Table of Contents
If you work with text files on Linux, you may have encountered the awk command. Awk is a powerful tool for processing and manipulating text data. In this blog post, we will explain what awk is, how it works, and some examples of how to use it.
If you are new to programming, I suggest you take a look at this thread. linux-bash-1
What is awk?
Awk is a programming language that was designed for text processing. It can perform various operations on text files, such as filtering, transforming, extracting, and reporting. Awk stands for Aho, Weinberger, and Kernighan, the names of its original authors.
How does awk work?
Awk works by reading one line of input at a time and applying a set of rules to it. Each rule consists of a pattern and an action. The pattern is a condition that determines whether the action should be executed or not.
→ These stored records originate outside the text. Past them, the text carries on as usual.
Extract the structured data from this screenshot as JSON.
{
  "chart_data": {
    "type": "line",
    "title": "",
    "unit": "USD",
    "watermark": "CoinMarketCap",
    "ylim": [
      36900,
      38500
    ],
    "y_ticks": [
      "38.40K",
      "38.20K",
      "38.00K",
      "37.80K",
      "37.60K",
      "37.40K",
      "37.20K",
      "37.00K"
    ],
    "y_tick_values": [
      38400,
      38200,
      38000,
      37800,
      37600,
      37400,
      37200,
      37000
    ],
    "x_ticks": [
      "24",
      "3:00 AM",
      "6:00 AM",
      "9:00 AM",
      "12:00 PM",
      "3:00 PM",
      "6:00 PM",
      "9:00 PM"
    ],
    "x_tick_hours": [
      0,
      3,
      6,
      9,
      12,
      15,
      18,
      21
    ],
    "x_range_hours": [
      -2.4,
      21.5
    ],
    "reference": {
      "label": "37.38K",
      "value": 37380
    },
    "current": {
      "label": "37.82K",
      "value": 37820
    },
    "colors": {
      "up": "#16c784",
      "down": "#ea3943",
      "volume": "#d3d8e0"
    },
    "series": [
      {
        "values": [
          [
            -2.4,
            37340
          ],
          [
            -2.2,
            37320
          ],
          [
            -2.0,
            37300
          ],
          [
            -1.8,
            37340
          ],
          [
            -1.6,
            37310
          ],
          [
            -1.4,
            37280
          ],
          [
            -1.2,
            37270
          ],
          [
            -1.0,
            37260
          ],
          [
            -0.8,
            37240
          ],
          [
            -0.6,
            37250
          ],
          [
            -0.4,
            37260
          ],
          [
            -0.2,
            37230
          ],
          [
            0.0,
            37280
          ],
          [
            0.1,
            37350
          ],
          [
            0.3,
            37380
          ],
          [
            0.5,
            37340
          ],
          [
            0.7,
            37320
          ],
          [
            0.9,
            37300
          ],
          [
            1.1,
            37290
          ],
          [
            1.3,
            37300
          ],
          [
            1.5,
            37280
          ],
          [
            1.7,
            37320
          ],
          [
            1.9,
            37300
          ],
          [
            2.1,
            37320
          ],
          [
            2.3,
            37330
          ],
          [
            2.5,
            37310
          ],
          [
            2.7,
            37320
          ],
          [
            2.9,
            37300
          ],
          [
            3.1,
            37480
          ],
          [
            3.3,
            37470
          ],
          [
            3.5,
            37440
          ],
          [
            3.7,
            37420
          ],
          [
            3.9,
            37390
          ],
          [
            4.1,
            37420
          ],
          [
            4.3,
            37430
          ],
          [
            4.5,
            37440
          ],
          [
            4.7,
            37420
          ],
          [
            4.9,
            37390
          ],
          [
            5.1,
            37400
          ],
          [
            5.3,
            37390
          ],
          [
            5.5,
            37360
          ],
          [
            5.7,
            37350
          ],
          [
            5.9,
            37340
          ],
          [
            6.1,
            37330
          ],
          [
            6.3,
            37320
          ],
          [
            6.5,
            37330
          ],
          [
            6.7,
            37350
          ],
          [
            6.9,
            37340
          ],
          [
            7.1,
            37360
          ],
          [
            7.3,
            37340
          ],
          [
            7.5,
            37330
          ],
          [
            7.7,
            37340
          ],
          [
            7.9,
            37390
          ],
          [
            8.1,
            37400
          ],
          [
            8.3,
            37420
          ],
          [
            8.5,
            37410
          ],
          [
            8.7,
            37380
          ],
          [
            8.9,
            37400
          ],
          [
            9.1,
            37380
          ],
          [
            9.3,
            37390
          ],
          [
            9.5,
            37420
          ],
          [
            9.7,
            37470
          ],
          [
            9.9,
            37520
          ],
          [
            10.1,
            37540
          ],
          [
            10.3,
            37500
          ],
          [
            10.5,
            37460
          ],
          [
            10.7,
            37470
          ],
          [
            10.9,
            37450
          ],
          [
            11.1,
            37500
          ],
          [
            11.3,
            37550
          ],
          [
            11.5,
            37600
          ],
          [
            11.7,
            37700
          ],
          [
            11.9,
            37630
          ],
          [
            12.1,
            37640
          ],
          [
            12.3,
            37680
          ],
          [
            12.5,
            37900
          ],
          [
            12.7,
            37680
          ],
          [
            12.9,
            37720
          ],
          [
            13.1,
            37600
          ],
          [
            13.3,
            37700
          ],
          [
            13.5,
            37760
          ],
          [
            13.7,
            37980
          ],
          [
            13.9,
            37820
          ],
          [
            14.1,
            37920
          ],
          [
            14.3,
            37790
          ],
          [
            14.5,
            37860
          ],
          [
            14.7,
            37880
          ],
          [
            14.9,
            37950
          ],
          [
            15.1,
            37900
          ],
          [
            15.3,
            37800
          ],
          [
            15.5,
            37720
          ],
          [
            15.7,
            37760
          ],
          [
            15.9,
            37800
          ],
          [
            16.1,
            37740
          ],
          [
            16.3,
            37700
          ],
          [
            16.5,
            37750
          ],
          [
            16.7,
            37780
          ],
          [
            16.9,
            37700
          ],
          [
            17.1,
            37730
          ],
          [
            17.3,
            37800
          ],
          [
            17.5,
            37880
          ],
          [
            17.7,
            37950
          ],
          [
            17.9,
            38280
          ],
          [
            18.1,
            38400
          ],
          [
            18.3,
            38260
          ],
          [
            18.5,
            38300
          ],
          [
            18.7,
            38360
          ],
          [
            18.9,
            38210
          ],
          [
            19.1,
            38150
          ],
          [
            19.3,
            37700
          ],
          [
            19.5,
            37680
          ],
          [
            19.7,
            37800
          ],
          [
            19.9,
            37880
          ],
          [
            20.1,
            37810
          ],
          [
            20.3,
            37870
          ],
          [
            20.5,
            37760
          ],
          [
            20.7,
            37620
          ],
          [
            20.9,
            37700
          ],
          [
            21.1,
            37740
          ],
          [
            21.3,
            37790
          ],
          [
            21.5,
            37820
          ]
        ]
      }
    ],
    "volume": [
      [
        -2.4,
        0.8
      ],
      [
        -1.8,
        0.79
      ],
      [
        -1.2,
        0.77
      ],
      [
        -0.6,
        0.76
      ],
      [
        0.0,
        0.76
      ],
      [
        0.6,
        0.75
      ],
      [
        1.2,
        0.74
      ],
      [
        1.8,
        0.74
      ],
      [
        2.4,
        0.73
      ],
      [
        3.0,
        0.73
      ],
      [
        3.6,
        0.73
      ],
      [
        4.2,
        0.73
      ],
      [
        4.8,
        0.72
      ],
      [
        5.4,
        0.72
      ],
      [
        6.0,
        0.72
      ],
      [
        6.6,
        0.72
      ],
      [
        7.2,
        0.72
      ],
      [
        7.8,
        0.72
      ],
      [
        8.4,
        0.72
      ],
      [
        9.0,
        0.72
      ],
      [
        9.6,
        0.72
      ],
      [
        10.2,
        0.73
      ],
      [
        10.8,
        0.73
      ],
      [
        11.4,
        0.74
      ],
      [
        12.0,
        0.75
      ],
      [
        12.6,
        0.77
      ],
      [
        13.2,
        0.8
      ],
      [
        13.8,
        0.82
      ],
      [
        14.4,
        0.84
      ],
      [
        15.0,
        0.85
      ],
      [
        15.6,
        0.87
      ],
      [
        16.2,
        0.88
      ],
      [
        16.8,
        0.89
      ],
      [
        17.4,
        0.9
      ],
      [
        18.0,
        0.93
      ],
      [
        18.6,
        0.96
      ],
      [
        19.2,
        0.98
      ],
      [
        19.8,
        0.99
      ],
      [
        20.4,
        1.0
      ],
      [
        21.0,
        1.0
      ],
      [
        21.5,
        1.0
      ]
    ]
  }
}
The action is a block of code that performs some operation on the input line.
For example, suppose we have a file called students.txt that contains the names and grades of some students:
Alice 90
Bob 80
Charlia 75
David 85
Eve 95
awk '$2 > 80 {print $1}' students.txt
The output will be:
Alice
David
Eve
The awk command consists of three parts: the awk program name, the awk script enclosed in single quotes, and the input file name. The awk script has one rule: ‘$2 > 80 {print $1}’. The pattern ‘$2 > 80’ means that the second field (separated by whitespace) of the input line should be greater than 80. The action ‘{print $1}’ means that the first field of the input line should be printed.
Here are some basic examples of how to use awk:
Print a specific field in a file:
awk '{print $2}' filename
This will print the second field in each line of the file named filename
.
Print a specific range of fields:
awk '{print $2, $4}' filename
This will print the second and fourth fields in each line of the file.
Print only lines that match a pattern:
awk '/pattern/ {print}' filename
This will print all lines that contain the word “pattern” in the file.
Count the number of lines in a file:
awk 'END {print NR}' filename
This will print the total number of lines in the file.
Calculate the average of a column of numbers:
awk '{sum += $3} END {print sum/NR}' filename
This will calculate the average of the third column in the file.
Combine awk with other commands:
ps -ef | awk '$1 == "root" {print}'
This will print all processes owned by the root user.
Awk has many built-in variables and functions that can be used in the patterns and actions. For example, NF is a variable that holds the number of fields in the current input line, and length() is a function that returns the length of a string. We can use them to print only the lines that have three fields and whose first field has more than four characters:
awk 'NF == 3 && length($1) > 4 {print}' students.txt
The output will be:
Charlie 75
Awk also allows you to define your own variables and functions. For example, we can define a variable called total to store the sum of all grades, and a function called average to calculate the average grade:
awk 'BEGIN {total = 0} {total += $2} END {average = total / NR; print "Average grade:", average}' students.txt
The output will be:
Average grade: 85
The BEGIN and END blocks are special blocks that are executed before and after processing the input file, respectively. NR is another built-in variable that holds the number of records (lines) read so far.
These are just some basic examples of how to use awk on Linux. Awk is a very versatile and expressive language that can handle complex text processing tasks. To learn more about awk, you can check out its manual page or online tutorials.